We keep threshold at 0.5 and tune class weights via class_weight={0:1, 1:w}, which means the negative class (0 or benign) has a fixed weight of 1 whilst the positive class (1 or malignant) has a tunable weight w. We test w values of [1, 2, 3, 5, 8, 10, 15, 20] using stratified 5-fold CV.

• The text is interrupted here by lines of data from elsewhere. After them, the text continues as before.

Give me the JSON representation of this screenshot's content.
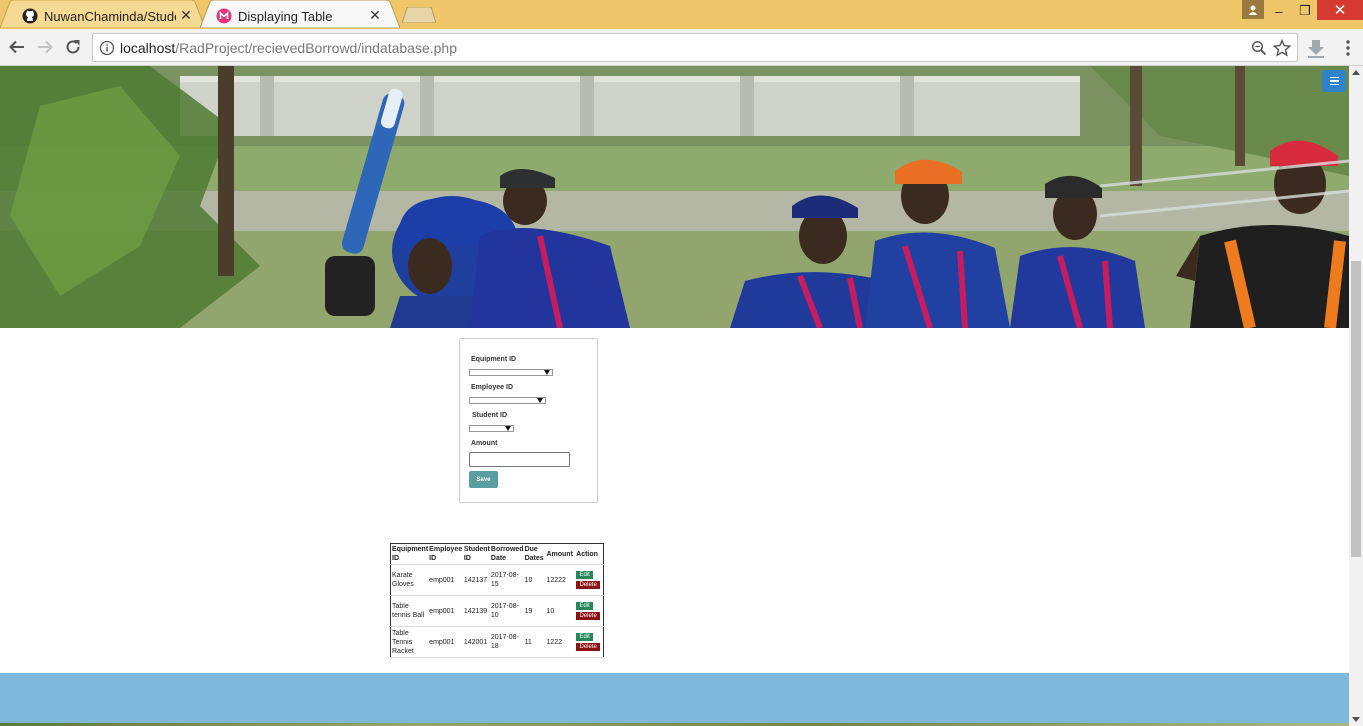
{
  "browser": {
    "tabs": [
      {
        "title": "NuwanChaminda/Studen",
        "favicon": "github-icon",
        "active": false
      },
      {
        "title": "Displaying Table",
        "favicon": "page-icon",
        "active": true
      }
    ],
    "tab_close_glyph": "✕",
    "url": {
      "host": "localhost",
      "path": "/RadProject/recievedBorrowd/indatabase.php"
    },
    "window_controls": {
      "minimize": "–",
      "maximize": "❐",
      "close": "✕"
    },
    "colors": {
      "titlebar": "#efc66a",
      "close": "#d43a2f"
    }
  },
  "form": {
    "equipment_label": "Equipment ID",
    "employee_label": "Employee ID",
    "student_label": "Student ID",
    "amount_label": "Amount",
    "amount_value": "",
    "save_label": "Save"
  },
  "table": {
    "headers": [
      [
        "Equipment",
        "ID"
      ],
      [
        "Employee",
        "ID"
      ],
      [
        "Student",
        "ID"
      ],
      [
        "Borrowed",
        "Date"
      ],
      [
        "Due",
        "Dates"
      ],
      [
        "Amount"
      ],
      [
        "Action"
      ]
    ],
    "rows": [
      {
        "equipment": [
          "Karate",
          "Gloves"
        ],
        "employee": "emp001",
        "student": "142137",
        "borrowed": [
          "2017-08-",
          "15"
        ],
        "due": "10",
        "amount": "12222"
      },
      {
        "equipment": [
          "Table",
          "tennis Ball"
        ],
        "employee": "emp001",
        "student": "142139",
        "borrowed": [
          "2017-08-",
          "10"
        ],
        "due": "19",
        "amount": "10"
      },
      {
        "equipment": [
          "Table",
          "Tennis",
          "Racket"
        ],
        "employee": "emp001",
        "student": "142001",
        "borrowed": [
          "2017-08-",
          "18"
        ],
        "due": "11",
        "amount": "1222"
      }
    ],
    "edit_label": "Edit",
    "delete_label": "Delete",
    "colors": {
      "edit": "#27855b",
      "delete": "#8a1212",
      "save": "#5b9ea2"
    }
  },
  "footer": {
    "color": "#7fb8db"
  }
}
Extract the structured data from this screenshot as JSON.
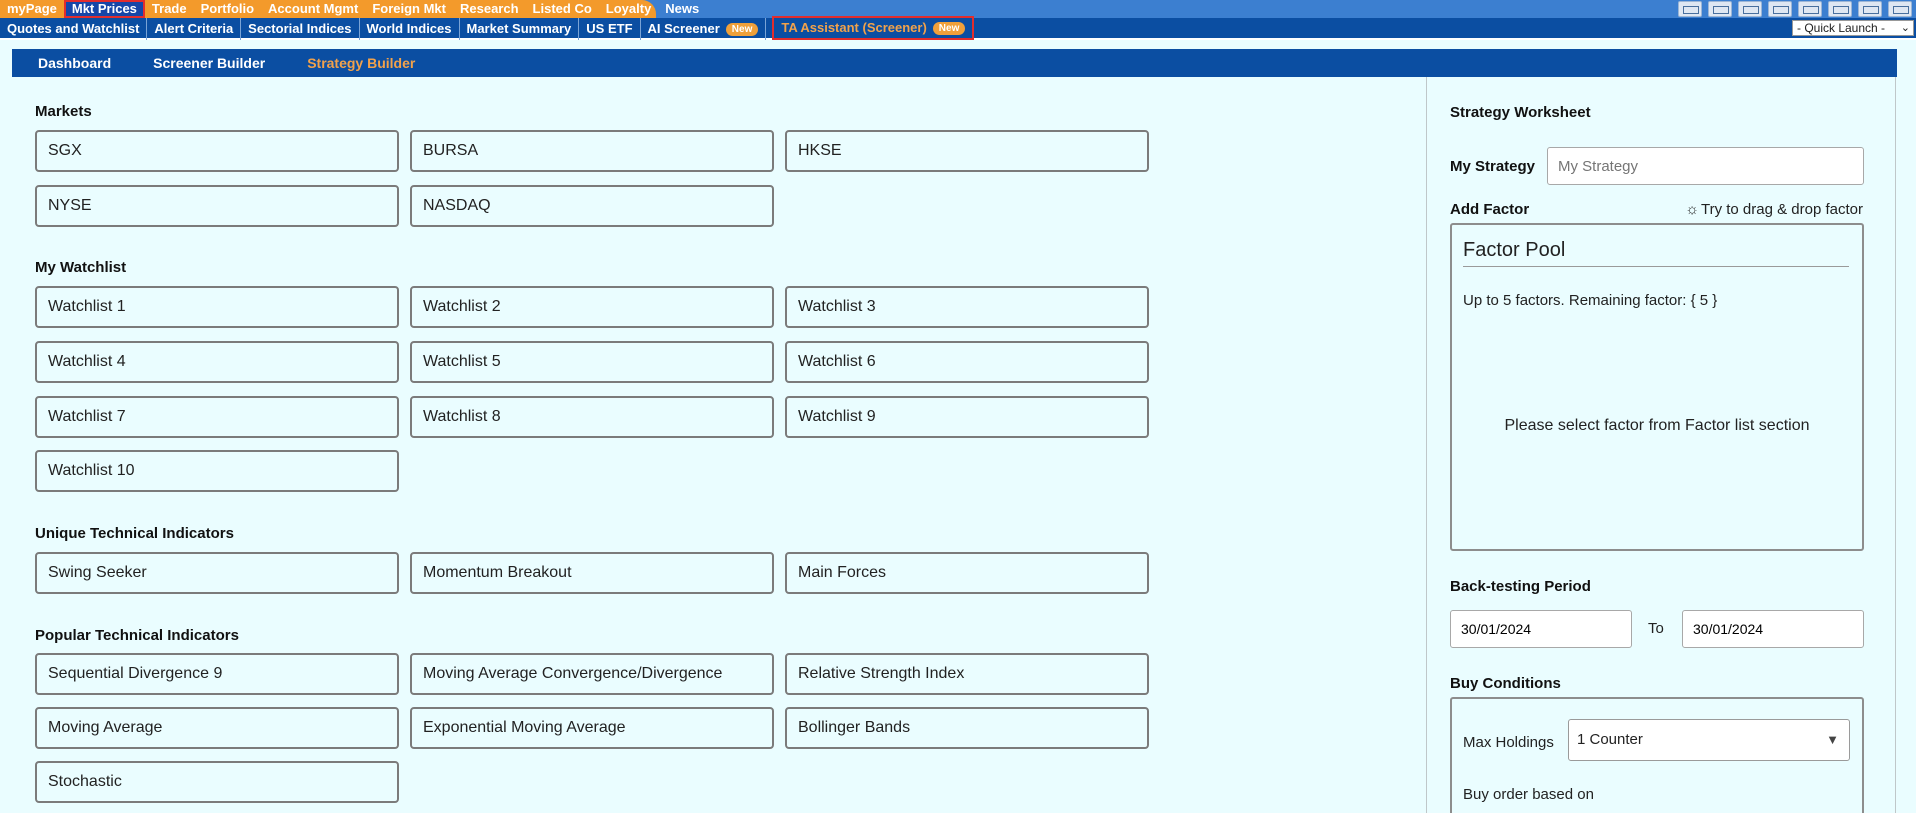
{
  "top_nav": [
    "myPage",
    "Mkt Prices",
    "Trade",
    "Portfolio",
    "Account Mgmt",
    "Foreign Mkt",
    "Research",
    "Listed Co",
    "Loyalty",
    "News"
  ],
  "top_tools": [
    "tool-1-icon",
    "tool-2-icon",
    "tool-3-icon",
    "tool-4-icon",
    "tool-5-icon",
    "tool-6-icon",
    "tool-7-icon",
    "tool-8-icon"
  ],
  "sub_nav": {
    "items": [
      "Quotes and Watchlist",
      "Alert Criteria",
      "Sectorial Indices",
      "World Indices",
      "Market Summary",
      "US ETF"
    ],
    "ai_screener": "AI Screener",
    "ai_badge": "New",
    "ta": "TA Assistant (Screener)",
    "ta_badge": "New",
    "quick_launch": "- Quick Launch -"
  },
  "tabs": [
    "Dashboard",
    "Screener Builder",
    "Strategy Builder"
  ],
  "sections": {
    "markets": {
      "title": "Markets",
      "items": [
        "SGX",
        "BURSA",
        "HKSE",
        "NYSE",
        "NASDAQ"
      ]
    },
    "watchlist": {
      "title": "My Watchlist",
      "items": [
        "Watchlist 1",
        "Watchlist 2",
        "Watchlist 3",
        "Watchlist 4",
        "Watchlist 5",
        "Watchlist 6",
        "Watchlist 7",
        "Watchlist 8",
        "Watchlist 9",
        "Watchlist 10"
      ]
    },
    "unique": {
      "title": "Unique Technical Indicators",
      "items": [
        "Swing Seeker",
        "Momentum Breakout",
        "Main Forces"
      ]
    },
    "popular": {
      "title": "Popular Technical Indicators",
      "items": [
        "Sequential Divergence 9",
        "Moving Average Convergence/Divergence",
        "Relative Strength Index",
        "Moving Average",
        "Exponential Moving Average",
        "Bollinger Bands",
        "Stochastic"
      ]
    }
  },
  "worksheet": {
    "title": "Strategy Worksheet",
    "my_strategy_label": "My Strategy",
    "my_strategy_placeholder": "My Strategy",
    "add_factor": "Add Factor",
    "drag_hint": "Try to drag & drop factor",
    "pool_title": "Factor Pool",
    "pool_hint": "Up to 5 factors. Remaining factor: { 5 }",
    "pool_empty": "Please select factor from Factor list section",
    "backtest_title": "Back-testing Period",
    "from_date": "30/01/2024",
    "to_label": "To",
    "to_date": "30/01/2024",
    "buy_title": "Buy Conditions",
    "max_holdings_label": "Max Holdings",
    "max_holdings_value": "1 Counter",
    "buy_order_label": "Buy order based on"
  }
}
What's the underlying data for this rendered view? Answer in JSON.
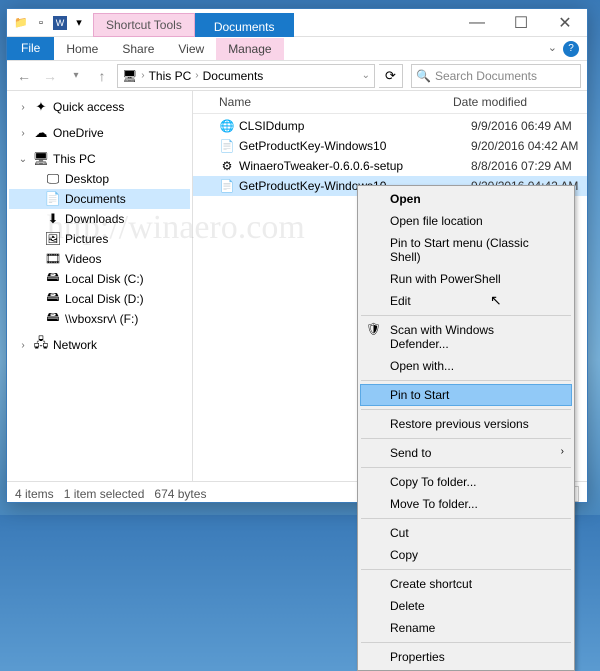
{
  "titlebar": {
    "shortcut_tools_label": "Shortcut Tools",
    "title": "Documents"
  },
  "ribbon": {
    "file": "File",
    "tabs": [
      "Home",
      "Share",
      "View"
    ],
    "manage": "Manage"
  },
  "address": {
    "root": "This PC",
    "folder": "Documents"
  },
  "search": {
    "placeholder": "Search Documents"
  },
  "sidebar": {
    "quick_access": "Quick access",
    "onedrive": "OneDrive",
    "this_pc": "This PC",
    "desktop": "Desktop",
    "documents": "Documents",
    "downloads": "Downloads",
    "pictures": "Pictures",
    "videos": "Videos",
    "local_c": "Local Disk (C:)",
    "local_d": "Local Disk (D:)",
    "vboxsrv": "\\\\vboxsrv\\ (F:)",
    "network": "Network"
  },
  "columns": {
    "name": "Name",
    "date": "Date modified"
  },
  "files": [
    {
      "name": "CLSIDdump",
      "date": "9/9/2016 06:49 AM",
      "icon": "chrome"
    },
    {
      "name": "GetProductKey-Windows10",
      "date": "9/20/2016 04:42 AM",
      "icon": "ps"
    },
    {
      "name": "WinaeroTweaker-0.6.0.6-setup",
      "date": "8/8/2016 07:29 AM",
      "icon": "app"
    },
    {
      "name": "GetProductKey-Windows10",
      "date": "9/20/2016 04:42 AM",
      "icon": "ps",
      "selected": true
    }
  ],
  "status": {
    "count": "4 items",
    "selection": "1 item selected",
    "size": "674 bytes"
  },
  "context_menu": {
    "open": "Open",
    "open_loc": "Open file location",
    "pin_classic": "Pin to Start menu (Classic Shell)",
    "run_ps": "Run with PowerShell",
    "edit": "Edit",
    "scan_defender": "Scan with Windows Defender...",
    "open_with": "Open with...",
    "pin_start": "Pin to Start",
    "restore": "Restore previous versions",
    "send_to": "Send to",
    "copy_folder": "Copy To folder...",
    "move_folder": "Move To folder...",
    "cut": "Cut",
    "copy": "Copy",
    "create_shortcut": "Create shortcut",
    "delete": "Delete",
    "rename": "Rename",
    "properties": "Properties"
  },
  "watermark": "http://winaero.com"
}
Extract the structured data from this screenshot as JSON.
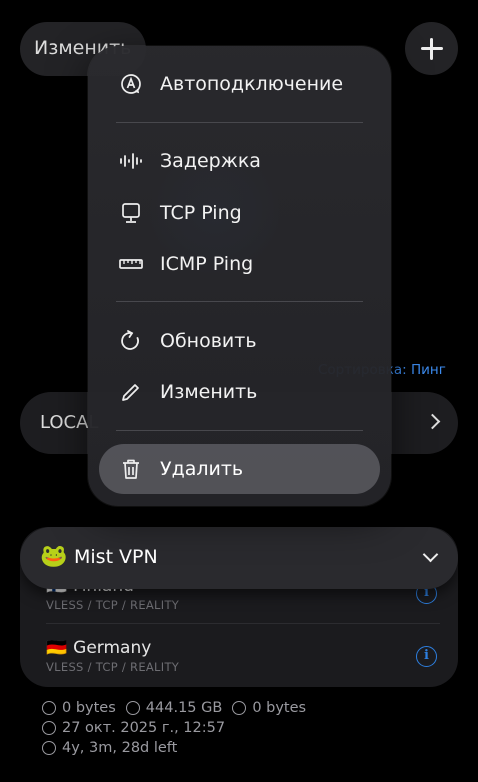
{
  "header": {
    "edit_chip_label": "Изменить",
    "add_icon": "plus-icon"
  },
  "context_menu": {
    "items": [
      {
        "label": "Автоподключение",
        "icon": "auto-connect-icon"
      },
      {
        "label": "Задержка",
        "icon": "latency-waveform-icon"
      },
      {
        "label": "TCP Ping",
        "icon": "monitor-icon"
      },
      {
        "label": "ICMP Ping",
        "icon": "ruler-icon"
      },
      {
        "label": "Обновить",
        "icon": "refresh-icon"
      },
      {
        "label": "Изменить",
        "icon": "pencil-icon"
      },
      {
        "label": "Удалить",
        "icon": "trash-icon"
      }
    ]
  },
  "sort_label": "Сортировка: Пинг",
  "local_group": {
    "label": "LOCAL"
  },
  "subscription": {
    "emoji": "🐸",
    "name": "Mist VPN",
    "servers": [
      {
        "flag": "🇫🇮",
        "name": "Finland",
        "protocol": "VLESS / TCP / REALITY"
      },
      {
        "flag": "🇩🇪",
        "name": "Germany",
        "protocol": "VLESS / TCP / REALITY"
      }
    ]
  },
  "stats": {
    "upload": "0 bytes",
    "download": "444.15 GB",
    "total": "0 bytes",
    "updated": "27 окт. 2025 г., 12:57",
    "expires": "4y, 3m, 28d left"
  },
  "colors": {
    "accent": "#2d7fe0",
    "background": "#000000",
    "menu_bg": "#2a2a2e"
  }
}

weight_grid = [1, 2, 3, 5, 8, 10, 15, 20]
recall_scorer = make_scorer(recall_score, pos_label=1)

weight_results = []

for w in weight_grid:
    pipe_w = Pipeline([
        ("imputer", SimpleImputer(strategy="median")),
        ("scaler", StandardScaler()),
        ("rf", RandomForestClassifier(
            n_estimators=300,
            random_state=42,
            n_jobs=-1,
            class_weight={0: 1, 1: w}
        ))
    ])

    cv_scores = cross_val_score(pipe_w, X_train, y_train, cv=cv, scoring=recall_scorer, n_jobs=-1)
    weight_results.append({
        "weight_for_class_1": w,
        "mean_cv_recall": cv_scores.mean(),
        "std_cv_recall": cv_scores.std()
    })

weight_df = pd.DataFrame(weight_results).sort_values("mean_cv_recall", ascending=False)
best_weight = int(weight_df.iloc[0]["weight_for_class_1"])

display(weight_df)
print(f"Best class weight for class 1: {best_weight}")
weight_for_class_1 mean_cv_recall std_cv_recall
3 5 0.533682 0.023365
0 1 0.529036 0.033131
1 2 0.524158 0.025363
4 8 0.524042 0.016921
5 10 0.514518 0.025565
2 3 0.514402 0.008879
6 15 0.500116 0.025250
7 20 0.500116 0.019990
Best class weight for class 1: 5
# Evaluate best class-weight model on test
best_weight_pipe = Pipeline([
    ("imputer", SimpleImputer(strategy="median")),
    ("scaler", StandardScaler()),
    ("rf", RandomForestClassifier(
        n_estimators=300,
        random_state=42,
        n_jobs=-1,
        class_weight={0: 1, 1: best_weight}
    ))
])

best_weight_pipe.fit(X_train, y_train)
y_pred_weight = best_weight_pipe.predict(X_test)
recall_weight = recall_score(y_test, y_pred_weight, pos_label=1)
print(f"Test recall with tuned class-weight (1:{best_weight}): {recall_weight:.4f}")
Test recall with tuned class-weight (1:5): 0.5577

Compare resampling methods (imblearn pipeline)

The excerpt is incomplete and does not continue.